Association of body mass index and waist circumference with risk of ischemic stroke in adults in China: a prospective cohort study
10.3760/cma.j.cn112338-20200714-00938
- VernacularTitle:我国成年人体质指数和腰围与缺血性卒中发病风险的前瞻性研究
- Author:
Xiangfeng CONG
1
;
Donghui ZHAO
;
Shaobo LIU
;
Tingling XU
;
Wenjuan WANG
;
Jixiang MA
;
Jianhong LI
Author Information
1. 中国疾病预防控制中心慢性非传染性疾病预防控制中心,北京 100050
- Keywords:
Body mass index;
Waist circumference;
Ischemic stroke;
Prospective cohort
- From:
Chinese Journal of Epidemiology
2021;42(9):1586-1593
- CountryChina
- Language:Chinese
-
Abstract:
Objective:To explore the relationship between body mass index (BMI), waist circumference (WC) and the risk for ischemic stroke in adults in China.Methods:A total of 36 632 adults were selected from 60 surveillance areas (25 urban surveillance areas and 35 rural surveillance areas) in China Chronic Disease Surveillance Project in 2010 for a follow up study from 2016 to 2017 based on the baseline data in 2010. The follow up was completed for 27 762 adults. Cox proportional hazard regression model was used to analyze the association of body mass index and waist circumference with the risk for ischemic stroke in different populations. The death and hypercholesterolemia cases were excluded by sensitivity analysis.Results:A total of 26 907 adults were included in the analysis. During the follow up period, 1 128 ischemic stroke events were observed (491 in men and 637 in women). After adjusting the related confounding factors and taking normal BMI/normal WC group as the reference, the risk for ischemic stroke increased by 50% in normal BMI/abdominal obesity group ( HR=1.50, 95% CI:1.07-2.08), 51% in overweight/abdominal obesity group ( HR=1.51, 95% CI:1.20-1.91), 46% in obesity/abdominal obesity group ( HR=1.46, 95% CI:1.09-1.96), and 63% in normal BMI/abdominal obesity group ( HR=1.63, 95% CI:1.12-2.38), 56% in overweight/abdominal obesity group ( HR=1.56, 95% CI: 1.20-2.03) and 45% in obesity/abdominal obesity group ( HR=1.45, 95% CI: 1.05-2.01) respectively in men and in men with CVD risk factors.
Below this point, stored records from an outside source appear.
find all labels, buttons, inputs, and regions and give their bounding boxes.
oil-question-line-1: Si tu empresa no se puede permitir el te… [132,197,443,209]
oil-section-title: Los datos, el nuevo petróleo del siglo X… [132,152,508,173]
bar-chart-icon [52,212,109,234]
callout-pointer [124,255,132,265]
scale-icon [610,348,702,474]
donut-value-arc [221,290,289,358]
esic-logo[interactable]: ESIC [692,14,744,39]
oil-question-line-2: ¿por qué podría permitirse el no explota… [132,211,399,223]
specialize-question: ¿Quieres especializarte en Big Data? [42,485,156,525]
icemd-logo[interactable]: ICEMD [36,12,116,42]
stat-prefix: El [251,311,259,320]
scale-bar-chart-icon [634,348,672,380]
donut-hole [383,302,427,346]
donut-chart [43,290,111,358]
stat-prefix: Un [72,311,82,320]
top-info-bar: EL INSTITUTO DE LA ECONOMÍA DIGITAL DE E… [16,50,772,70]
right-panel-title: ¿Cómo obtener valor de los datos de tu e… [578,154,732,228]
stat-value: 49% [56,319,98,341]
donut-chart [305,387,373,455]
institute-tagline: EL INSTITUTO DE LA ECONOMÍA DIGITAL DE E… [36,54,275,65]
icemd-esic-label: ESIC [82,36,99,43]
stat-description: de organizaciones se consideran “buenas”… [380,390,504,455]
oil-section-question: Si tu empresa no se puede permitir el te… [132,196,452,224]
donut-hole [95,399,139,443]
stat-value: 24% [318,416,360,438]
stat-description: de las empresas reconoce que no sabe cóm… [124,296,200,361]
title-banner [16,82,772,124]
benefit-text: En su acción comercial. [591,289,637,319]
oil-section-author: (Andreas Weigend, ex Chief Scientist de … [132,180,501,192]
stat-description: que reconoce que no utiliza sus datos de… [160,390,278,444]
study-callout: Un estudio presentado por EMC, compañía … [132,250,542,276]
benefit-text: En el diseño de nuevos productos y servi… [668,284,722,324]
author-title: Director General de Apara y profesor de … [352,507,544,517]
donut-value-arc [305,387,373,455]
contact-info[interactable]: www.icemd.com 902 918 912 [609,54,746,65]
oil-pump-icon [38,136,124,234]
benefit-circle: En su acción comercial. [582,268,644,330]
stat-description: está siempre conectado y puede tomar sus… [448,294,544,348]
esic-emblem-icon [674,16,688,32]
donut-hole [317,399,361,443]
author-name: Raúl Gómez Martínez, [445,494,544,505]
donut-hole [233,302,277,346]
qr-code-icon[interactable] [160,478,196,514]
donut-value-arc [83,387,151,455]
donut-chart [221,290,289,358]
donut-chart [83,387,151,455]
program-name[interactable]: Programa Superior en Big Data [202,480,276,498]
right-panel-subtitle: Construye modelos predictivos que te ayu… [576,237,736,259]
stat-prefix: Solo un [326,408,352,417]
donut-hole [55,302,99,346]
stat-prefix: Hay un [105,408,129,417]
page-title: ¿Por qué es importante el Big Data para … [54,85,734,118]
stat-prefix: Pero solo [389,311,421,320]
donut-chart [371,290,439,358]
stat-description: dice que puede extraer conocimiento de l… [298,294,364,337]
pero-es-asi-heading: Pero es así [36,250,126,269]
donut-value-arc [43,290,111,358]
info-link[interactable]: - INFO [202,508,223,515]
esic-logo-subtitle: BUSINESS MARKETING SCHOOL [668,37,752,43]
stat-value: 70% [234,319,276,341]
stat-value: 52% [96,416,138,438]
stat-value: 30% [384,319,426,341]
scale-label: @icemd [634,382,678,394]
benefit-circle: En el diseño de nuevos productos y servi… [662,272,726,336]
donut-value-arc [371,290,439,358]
There was no increased risks in the overweight/normal WC group. The risk increased by 40% in overweight/abdominal obesity group ( HR=1.40, 95% CI:1.15-1.72) and 46% in obesity/abdominal obesity group ( HR=1.46, 95% CI:1.16-1.83), and 35% in overweight/abdominal obesity group ( HR=1.35, 95% CI:1.08-1.69) and 30% in obesity/abdominal obesity group ( HR=1.30, 95% CI:1.01-1.67) respectively in women and women with CVD risk factors. There were no risk increases in overweight/normal WC group and normal BMI/abdominal obesity group. Sensitivity analysis results showed no change. Conclusion:Overweight/obesity with abdominal obesity or abdominal obesity alone could increase the risk for stroke in men, and overweight/obesity with abdominal obesity could increase the risk for ischemic stroke in women; suggesting that BMI and WC should be used jointly to evaluate obesity in population for weight control to prevent ischemic stroke.